Single by Florida Georgia Line featuring Tim McGraw

from the album Dig Your Roots
- Released: July 15, 2016
- Genre: Country
- Length: 3:46
- Label: Republic Nashville
- Songwriters: Rodney Clawson; Jamie Moore;
- Producer: Joey Moi

Florida Georgia Line singles chronology
| "H.O.L.Y." (2016) | "May We All" (2016) | "God, Your Mama, and Me" (2017) |

Tim McGraw singles chronology
| "How I'll Always Be" (2016) | "May We All" (2016) | "Speak to a Girl" (2017) |

Music video
- "May We All" on YouTube

= May We All =

"May We All" is a song recorded by American country music group Florida Georgia Line and country music artist Tim McGraw. It is the second single from the duo's third studio album, Dig Your Roots, which was released on August 26, 2016. The song was written by Rodney Clawson and Jamie Moore. "May We All" was first released for sale on July 16, 2016, by Republic Nashville as an album and released as a single to radio in August.

==Commercial performance==
"May We All" debuted at number 27 on the Hot Country Songs chart, selling 22,000 copies in its first week as a pre-release track for the album. It has since reached number two on that chart. It was the most added song on its official US radio add date in August 2016. It first appeared on the Country Airplay chart at number 51, and rose to number 34 the following week. It reached number one on the Country Airplay chart in December 2016. It became Florida Georgia Line's ninth top 40 and seventh top 30 hit on the pop chart, and McGraw's thirty-second top 40 and twenty-second top 30 hit on the pop chart. To date, this is McGraw’s 29th and most recent number one song.
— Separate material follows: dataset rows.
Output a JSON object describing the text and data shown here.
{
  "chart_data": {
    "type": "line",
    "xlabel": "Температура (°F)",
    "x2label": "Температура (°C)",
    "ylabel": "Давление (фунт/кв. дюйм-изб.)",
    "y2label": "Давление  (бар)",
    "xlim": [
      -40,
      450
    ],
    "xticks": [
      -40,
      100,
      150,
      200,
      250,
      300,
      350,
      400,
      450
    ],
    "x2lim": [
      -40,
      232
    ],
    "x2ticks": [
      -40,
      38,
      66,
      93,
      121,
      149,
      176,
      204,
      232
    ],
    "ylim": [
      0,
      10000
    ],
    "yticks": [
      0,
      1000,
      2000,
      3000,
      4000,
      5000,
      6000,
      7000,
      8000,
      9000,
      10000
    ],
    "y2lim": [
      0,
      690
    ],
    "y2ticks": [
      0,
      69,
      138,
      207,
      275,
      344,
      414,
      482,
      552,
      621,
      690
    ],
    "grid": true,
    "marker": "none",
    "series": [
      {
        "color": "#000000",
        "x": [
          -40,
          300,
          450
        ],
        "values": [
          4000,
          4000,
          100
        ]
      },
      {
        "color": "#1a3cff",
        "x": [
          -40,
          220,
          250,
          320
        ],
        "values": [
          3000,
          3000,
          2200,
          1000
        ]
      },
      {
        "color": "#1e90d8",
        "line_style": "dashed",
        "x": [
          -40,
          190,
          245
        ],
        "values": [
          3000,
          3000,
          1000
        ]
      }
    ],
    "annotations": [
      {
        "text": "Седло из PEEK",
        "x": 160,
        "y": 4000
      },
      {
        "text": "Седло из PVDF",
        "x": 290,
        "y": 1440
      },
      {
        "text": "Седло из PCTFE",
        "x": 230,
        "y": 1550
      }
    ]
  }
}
As of July 2017, the song had sold 635,000 copies in the United States. It was certified double Platinum by the RIAA on December 12, 2018.

==Music video==
The music video was directed by TK McKamy and premiered in August 2016. The video features Florida Georgia Line as racecar drivers and McGraw as the owner of the cars. The drivers are friends at first but fight after Tyler Hubbard, one-half of Florida Georgia Line, puts Brian Kelley, the other half, into the wall at the end of the second race. They reconcile after Kelley spins Hubbard out and ends up flipping the latter's car. Kelley then goes to help Hubbard out of the car. Hubbard's car catches on fire then the car explodes with him in it while his daughter looks on and yells, "Daddy!" and starts to cry. Against track official orders, Kelley pushes the firefighters away before he rushes in and pulls Hubbard out of the burning wreckage. The video ends with Hubbard asking Kelley if he won, to which he responds, "Yeah, buddy. We all Did." The video has them acting only (without singing), the first Florida Georgia Line video to do so. The video was shot in Hohenwald, Tennessee.

== Charts ==

===Weekly charts===

| Chart (2016–2017) | Peak position |
|---|---|
| Canada Hot 100 (Billboard) | 46 |
| Canada Country (Billboard) | 1 |
| US Billboard Hot 100 | 30 |
| US Country Airplay (Billboard) | 1 |
| US Hot Country Songs (Billboard) | 2 |

===Year-end charts===

| Chart (2016) | Position |
|---|---|
| US Hot Country Songs (Billboard) | 41 |

| Chart (2017) | Position |
|---|---|
| US Country Airplay (Billboard) | 52 |
| US Hot Country Songs (Billboard) | 51 |

== Certifications ==

| Region | Certification | Certified units/sales |
| Australia (ARIA) | Gold | 35,000^{‡} |
| New Zealand (RMNZ) | Gold | 15,000^{‡} |
| United States (RIAA) | 3× Platinum | 3,000,000^{‡} |
^{‡} Sales+streaming figures based on certification alone.